Rémi Cardon s’est engagé dès l’adolescence en politique, et s'est juché sur les épaules de son père Didier, militant socialiste depuis 1974. Dès l'enfance, il a participé aux défilés, assisté au meetings politiques, et suivi les campagnes électorales.

Le sens du collectif

La réussite ? "De l'audace et du courage", résume le garçon aux yeux bleu acier, chevelure et barbe couleur jais, très impliqué dans le monde associatif. Son père, Didier Cardon, militant socialiste depuis 1974 à Amiens, estime que son fils Rémi a le sens du collectif dans les veines : "Il connait tout ça et même au lycée, ses copains me racontaient que lorsque l’un d’eux avait un projet, les autres disaient 'va chercher Rémi, vas-y il va t’aider !' "

Rémi Cardon confirme, amusé : "C'est vrai, j’ai ça en moi, d’ailleurs j’ai toujours été délégué de classe ! J’ai sauté plusieurs haies avant d’en arriver là, contacté plusieurs 'barons locaux' et de nombreux élus, activé mon réseau pour gagner. Après, ça fait déjà 10 ans que je suis immergé dans le tissu associatif et politique de la Somme."

Dans la vie de ce jeune homme pressé, il y a eu le sport mais il a dû renoncer au football après avoir joué 15 ans : "Je jouais milieu défensif ou arrière gauche et des fois ça me manque."
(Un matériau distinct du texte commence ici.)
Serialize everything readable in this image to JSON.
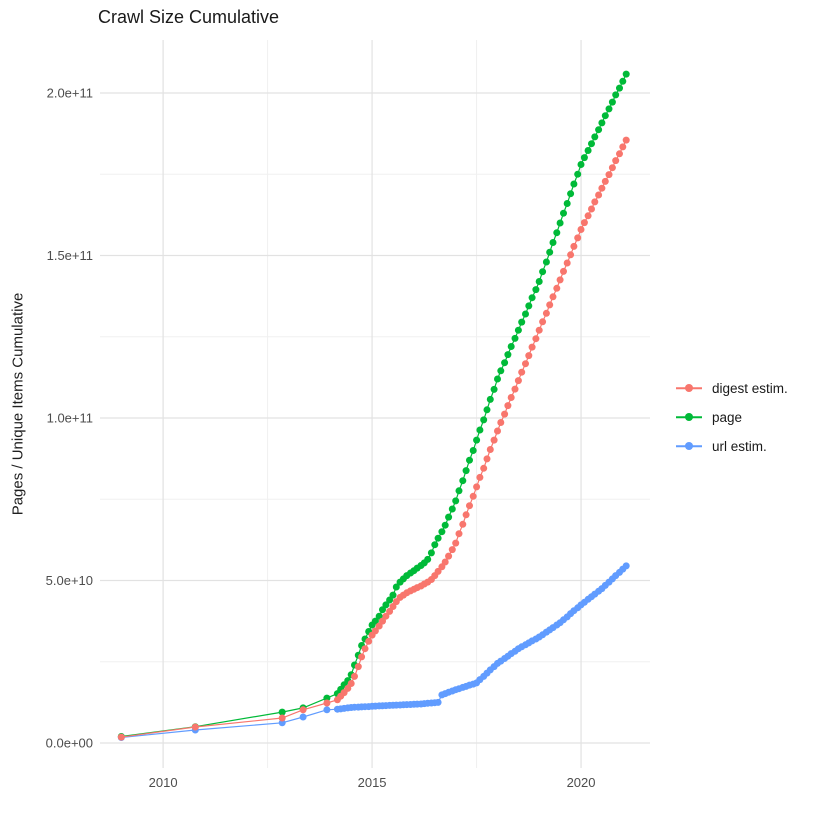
{
  "title": "Crawl Size Cumulative",
  "axes": {
    "y_title": "Pages / Unique Items Cumulative",
    "x_tick_labels": [
      "2010",
      "2015",
      "2020"
    ],
    "y_tick_labels": [
      "0.0e+00",
      "5.0e+10",
      "1.0e+11",
      "1.5e+11",
      "2.0e+11"
    ]
  },
  "legend": {
    "items": [
      {
        "label": "digest estim.",
        "color": "#F8766D"
      },
      {
        "label": "page",
        "color": "#00BA38"
      },
      {
        "label": "url estim.",
        "color": "#619CFF"
      }
    ]
  },
  "colors": {
    "grid_major": "#e2e2e2",
    "grid_minor": "#f0f0f0",
    "tick_text": "#4d4d4d",
    "background": "#ffffff"
  },
  "chart_data": {
    "type": "line",
    "title": "Crawl Size Cumulative",
    "xlabel": "",
    "ylabel": "Pages / Unique Items Cumulative",
    "value_unit": 1000000000,
    "xlim": [
      2008.49,
      2021.65
    ],
    "ylim": [
      -7.7,
      216.3
    ],
    "grid": true,
    "legend_position": "right",
    "x_ticks": [
      {
        "label": "2010",
        "value": 2010
      },
      {
        "label": "2015",
        "value": 2015
      },
      {
        "label": "2020",
        "value": 2020
      }
    ],
    "y_ticks": [
      {
        "label": "0.0e+00",
        "value": 0
      },
      {
        "label": "5.0e+10",
        "value": 50
      },
      {
        "label": "1.0e+11",
        "value": 100
      },
      {
        "label": "1.5e+11",
        "value": 150
      },
      {
        "label": "2.0e+11",
        "value": 200
      }
    ],
    "x_minor": [
      2012.5,
      2017.5
    ],
    "y_minor": [
      25,
      75,
      125,
      175
    ],
    "draw_order": [
      1,
      2,
      0
    ],
    "series": [
      {
        "name": "digest estim.",
        "color": "#F8766D",
        "points": [
          [
            2009.0,
            1.8
          ],
          [
            2010.77,
            4.9
          ],
          [
            2012.85,
            7.7
          ],
          [
            2013.35,
            10.2
          ],
          [
            2013.92,
            12.3
          ],
          [
            2014.17,
            13.3
          ],
          [
            2014.25,
            14.4
          ],
          [
            2014.33,
            15.5
          ],
          [
            2014.42,
            16.8
          ],
          [
            2014.5,
            18.3
          ],
          [
            2014.58,
            20.5
          ],
          [
            2014.67,
            23.5
          ],
          [
            2014.75,
            26.5
          ],
          [
            2014.83,
            29.0
          ],
          [
            2014.92,
            31.3
          ],
          [
            2015.0,
            33.2
          ],
          [
            2015.08,
            34.5
          ],
          [
            2015.17,
            36.0
          ],
          [
            2015.25,
            37.5
          ],
          [
            2015.33,
            39.0
          ],
          [
            2015.42,
            40.5
          ],
          [
            2015.5,
            42.0
          ],
          [
            2015.58,
            43.5
          ],
          [
            2015.67,
            44.8
          ],
          [
            2015.75,
            45.5
          ],
          [
            2015.83,
            46.2
          ],
          [
            2015.92,
            46.8
          ],
          [
            2016.0,
            47.3
          ],
          [
            2016.08,
            47.8
          ],
          [
            2016.17,
            48.3
          ],
          [
            2016.25,
            48.9
          ],
          [
            2016.33,
            49.5
          ],
          [
            2016.42,
            50.3
          ],
          [
            2016.5,
            51.5
          ],
          [
            2016.58,
            52.8
          ],
          [
            2016.67,
            54.2
          ],
          [
            2016.75,
            55.7
          ],
          [
            2016.83,
            57.5
          ],
          [
            2016.92,
            59.5
          ],
          [
            2017.0,
            61.5
          ],
          [
            2017.08,
            64.4
          ],
          [
            2017.17,
            67.3
          ],
          [
            2017.25,
            70.2
          ],
          [
            2017.33,
            73.0
          ],
          [
            2017.42,
            75.9
          ],
          [
            2017.5,
            78.8
          ],
          [
            2017.58,
            81.7
          ],
          [
            2017.67,
            84.5
          ],
          [
            2017.75,
            87.4
          ],
          [
            2017.83,
            90.3
          ],
          [
            2017.92,
            93.2
          ],
          [
            2018.0,
            96.0
          ],
          [
            2018.08,
            98.6
          ],
          [
            2018.17,
            101.2
          ],
          [
            2018.25,
            103.8
          ],
          [
            2018.33,
            106.3
          ],
          [
            2018.42,
            108.9
          ],
          [
            2018.5,
            111.5
          ],
          [
            2018.58,
            114.1
          ],
          [
            2018.67,
            116.7
          ],
          [
            2018.75,
            119.2
          ],
          [
            2018.83,
            121.8
          ],
          [
            2018.92,
            124.4
          ],
          [
            2019.0,
            127.0
          ],
          [
            2019.08,
            129.6
          ],
          [
            2019.17,
            132.2
          ],
          [
            2019.25,
            134.8
          ],
          [
            2019.33,
            137.3
          ],
          [
            2019.42,
            139.9
          ],
          [
            2019.5,
            142.5
          ],
          [
            2019.58,
            145.1
          ],
          [
            2019.67,
            147.7
          ],
          [
            2019.75,
            150.2
          ],
          [
            2019.83,
            152.8
          ],
          [
            2019.92,
            155.4
          ],
          [
            2020.0,
            158.0
          ],
          [
            2020.08,
            160.1
          ],
          [
            2020.17,
            162.2
          ],
          [
            2020.25,
            164.3
          ],
          [
            2020.33,
            166.5
          ],
          [
            2020.42,
            168.6
          ],
          [
            2020.5,
            170.7
          ],
          [
            2020.58,
            172.8
          ],
          [
            2020.67,
            174.9
          ],
          [
            2020.75,
            177.0
          ],
          [
            2020.83,
            179.2
          ],
          [
            2020.92,
            181.3
          ],
          [
            2021.0,
            183.4
          ],
          [
            2021.08,
            185.5
          ]
        ]
      },
      {
        "name": "page",
        "color": "#00BA38",
        "points": [
          [
            2009.0,
            2.0
          ],
          [
            2010.77,
            5.0
          ],
          [
            2012.85,
            9.5
          ],
          [
            2013.35,
            10.8
          ],
          [
            2013.92,
            13.8
          ],
          [
            2014.17,
            15.2
          ],
          [
            2014.25,
            16.5
          ],
          [
            2014.33,
            17.9
          ],
          [
            2014.42,
            19.2
          ],
          [
            2014.5,
            21.0
          ],
          [
            2014.58,
            24.0
          ],
          [
            2014.67,
            27.0
          ],
          [
            2014.75,
            30.0
          ],
          [
            2014.83,
            32.0
          ],
          [
            2014.92,
            34.3
          ],
          [
            2015.0,
            36.3
          ],
          [
            2015.08,
            37.5
          ],
          [
            2015.17,
            39.0
          ],
          [
            2015.25,
            41.0
          ],
          [
            2015.33,
            42.5
          ],
          [
            2015.42,
            44.0
          ],
          [
            2015.5,
            45.5
          ],
          [
            2015.58,
            48.0
          ],
          [
            2015.67,
            49.5
          ],
          [
            2015.75,
            50.5
          ],
          [
            2015.83,
            51.5
          ],
          [
            2015.92,
            52.3
          ],
          [
            2016.0,
            53.0
          ],
          [
            2016.08,
            53.8
          ],
          [
            2016.17,
            54.6
          ],
          [
            2016.25,
            55.4
          ],
          [
            2016.33,
            56.5
          ],
          [
            2016.42,
            58.5
          ],
          [
            2016.5,
            61.0
          ],
          [
            2016.58,
            63.0
          ],
          [
            2016.67,
            65.0
          ],
          [
            2016.75,
            67.0
          ],
          [
            2016.83,
            69.5
          ],
          [
            2016.92,
            72.0
          ],
          [
            2017.0,
            74.5
          ],
          [
            2017.08,
            77.6
          ],
          [
            2017.17,
            80.7
          ],
          [
            2017.25,
            83.8
          ],
          [
            2017.33,
            87.0
          ],
          [
            2017.42,
            90.0
          ],
          [
            2017.5,
            93.2
          ],
          [
            2017.58,
            96.3
          ],
          [
            2017.67,
            99.4
          ],
          [
            2017.75,
            102.5
          ],
          [
            2017.83,
            105.7
          ],
          [
            2017.92,
            108.8
          ],
          [
            2018.0,
            112.0
          ],
          [
            2018.08,
            114.5
          ],
          [
            2018.17,
            117.0
          ],
          [
            2018.25,
            119.5
          ],
          [
            2018.33,
            122.0
          ],
          [
            2018.42,
            124.5
          ],
          [
            2018.5,
            127.0
          ],
          [
            2018.58,
            129.5
          ],
          [
            2018.67,
            132.0
          ],
          [
            2018.75,
            134.5
          ],
          [
            2018.83,
            137.0
          ],
          [
            2018.92,
            139.5
          ],
          [
            2019.0,
            142.0
          ],
          [
            2019.08,
            145.0
          ],
          [
            2019.17,
            148.0
          ],
          [
            2019.25,
            151.0
          ],
          [
            2019.33,
            154.0
          ],
          [
            2019.42,
            157.0
          ],
          [
            2019.5,
            160.0
          ],
          [
            2019.58,
            163.0
          ],
          [
            2019.67,
            166.0
          ],
          [
            2019.75,
            169.0
          ],
          [
            2019.83,
            172.0
          ],
          [
            2019.92,
            175.0
          ],
          [
            2020.0,
            178.0
          ],
          [
            2020.08,
            180.1
          ],
          [
            2020.17,
            182.3
          ],
          [
            2020.25,
            184.4
          ],
          [
            2020.33,
            186.5
          ],
          [
            2020.42,
            188.7
          ],
          [
            2020.5,
            190.8
          ],
          [
            2020.58,
            193.0
          ],
          [
            2020.67,
            195.1
          ],
          [
            2020.75,
            197.2
          ],
          [
            2020.83,
            199.4
          ],
          [
            2020.92,
            201.5
          ],
          [
            2021.0,
            203.6
          ],
          [
            2021.08,
            205.8
          ]
        ]
      },
      {
        "name": "url estim.",
        "color": "#619CFF",
        "points": [
          [
            2009.0,
            1.7
          ],
          [
            2010.77,
            4.0
          ],
          [
            2012.85,
            6.2
          ],
          [
            2013.35,
            8.0
          ],
          [
            2013.92,
            10.2
          ],
          [
            2014.17,
            10.4
          ],
          [
            2014.25,
            10.5
          ],
          [
            2014.33,
            10.65
          ],
          [
            2014.42,
            10.8
          ],
          [
            2014.5,
            10.9
          ],
          [
            2014.58,
            11.0
          ],
          [
            2014.67,
            11.05
          ],
          [
            2014.75,
            11.1
          ],
          [
            2014.83,
            11.15
          ],
          [
            2014.92,
            11.2
          ],
          [
            2015.0,
            11.3
          ],
          [
            2015.08,
            11.35
          ],
          [
            2015.17,
            11.4
          ],
          [
            2015.25,
            11.45
          ],
          [
            2015.33,
            11.5
          ],
          [
            2015.42,
            11.55
          ],
          [
            2015.5,
            11.6
          ],
          [
            2015.58,
            11.65
          ],
          [
            2015.67,
            11.7
          ],
          [
            2015.75,
            11.75
          ],
          [
            2015.83,
            11.8
          ],
          [
            2015.92,
            11.85
          ],
          [
            2016.0,
            11.9
          ],
          [
            2016.08,
            11.95
          ],
          [
            2016.17,
            12.0
          ],
          [
            2016.25,
            12.1
          ],
          [
            2016.33,
            12.2
          ],
          [
            2016.42,
            12.3
          ],
          [
            2016.5,
            12.4
          ],
          [
            2016.58,
            12.5
          ],
          [
            2016.67,
            14.8
          ],
          [
            2016.75,
            15.2
          ],
          [
            2016.83,
            15.6
          ],
          [
            2016.92,
            16.0
          ],
          [
            2017.0,
            16.4
          ],
          [
            2017.08,
            16.7
          ],
          [
            2017.17,
            17.1
          ],
          [
            2017.25,
            17.4
          ],
          [
            2017.33,
            17.8
          ],
          [
            2017.42,
            18.1
          ],
          [
            2017.5,
            18.5
          ],
          [
            2017.58,
            19.5
          ],
          [
            2017.67,
            20.5
          ],
          [
            2017.75,
            21.5
          ],
          [
            2017.83,
            22.5
          ],
          [
            2017.92,
            23.5
          ],
          [
            2018.0,
            24.5
          ],
          [
            2018.08,
            25.2
          ],
          [
            2018.17,
            26.0
          ],
          [
            2018.25,
            26.7
          ],
          [
            2018.33,
            27.5
          ],
          [
            2018.42,
            28.2
          ],
          [
            2018.5,
            29.0
          ],
          [
            2018.58,
            29.6
          ],
          [
            2018.67,
            30.2
          ],
          [
            2018.75,
            30.8
          ],
          [
            2018.83,
            31.4
          ],
          [
            2018.92,
            32.0
          ],
          [
            2019.0,
            32.6
          ],
          [
            2019.08,
            33.3
          ],
          [
            2019.17,
            34.1
          ],
          [
            2019.25,
            34.8
          ],
          [
            2019.33,
            35.5
          ],
          [
            2019.42,
            36.3
          ],
          [
            2019.5,
            37.0
          ],
          [
            2019.58,
            37.9
          ],
          [
            2019.67,
            38.8
          ],
          [
            2019.75,
            39.8
          ],
          [
            2019.83,
            40.7
          ],
          [
            2019.92,
            41.6
          ],
          [
            2020.0,
            42.5
          ],
          [
            2020.08,
            43.3
          ],
          [
            2020.17,
            44.2
          ],
          [
            2020.25,
            45.0
          ],
          [
            2020.33,
            45.8
          ],
          [
            2020.42,
            46.7
          ],
          [
            2020.5,
            47.5
          ],
          [
            2020.58,
            48.5
          ],
          [
            2020.67,
            49.5
          ],
          [
            2020.75,
            50.5
          ],
          [
            2020.83,
            51.5
          ],
          [
            2020.92,
            52.5
          ],
          [
            2021.0,
            53.5
          ],
          [
            2021.08,
            54.5
          ]
        ]
      }
    ]
  }
}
"Il est vrai que pour le grand public, le Sénat, c’est l’institution des Sages et donc plutôt celle d’hommes et de femmes qui incarnent la République et étant disons.... en fin de carrière"

"J’y vais en tout cas avec l’envie d’être utile pour mon territoire", poursuit Rémi Cardon, qui souhaite "concrétiser" ses axes de campagne :  "Construire une vraie décentralisation, pour répondre aux urgences sociales économiques et écologiques. Remettre du service public dans les territoires, il y a un vrai besoin, il y a une fracture numérique qui s’est créée. Je suis bien placé pour le savoir, je suis chef de projet dans le numérique, un poste d’ailleurs dont je vais devoir démissionner pour assurer mon mandat au Sénat."

"S'accrocher à la vraie vie"

"Sur le plan personnel, je fais beaucoup d’allers-retours entre Amiens, ma ville, et Paris. Ce n’est pas quelque chose qui me fait peur. C’est certain que mon entrée au Sénat bouleverse ma vie" : ce soir-là, Rémi Cardon a d'ailleurs quitté sa ville d'Amiens pour rejoindre Paris, Gare du Nord, avec l'intention de faire souffler un vent de fraîcheur au Sénat. Tout en refusant d'être, malgré le tourbillon médiatique que sa jeunesse génère, "une bête de foire" à cause de son âge. Ce qui ne devrait pas empêcher les flashes de crépiter pour sa première séance au Sénat, ce jeudi 1er octobre.

Rémi Cardon, sénateur de la Somme, lors de son arrivée Gare du Nord avant sa première séance au Sénat
Rémi Cardon, sénateur de la Somme, lors de son arrivée Gare du Nord avant sa première séance au Sénat © Radio France / Cécilia Arbona

"Ce qui me fait peur, c’est de bien garder les pieds sur terre, je veux vraiment m’accrocher à la vraie vie. Je vais être vigilant sur ça pour garder le contact avec mon département et les collectivités locales avec lesquelles j’ai travaillé et que je représente pour six ans", promet Rémi Cardon. "Car vous savez ce qu’on dit souvent, c’est que les Sénateurs sont déconnectés du réel. Moi je vais m’accrocher à la vraie vie, là-dessus, je veux vraiment changer la donne."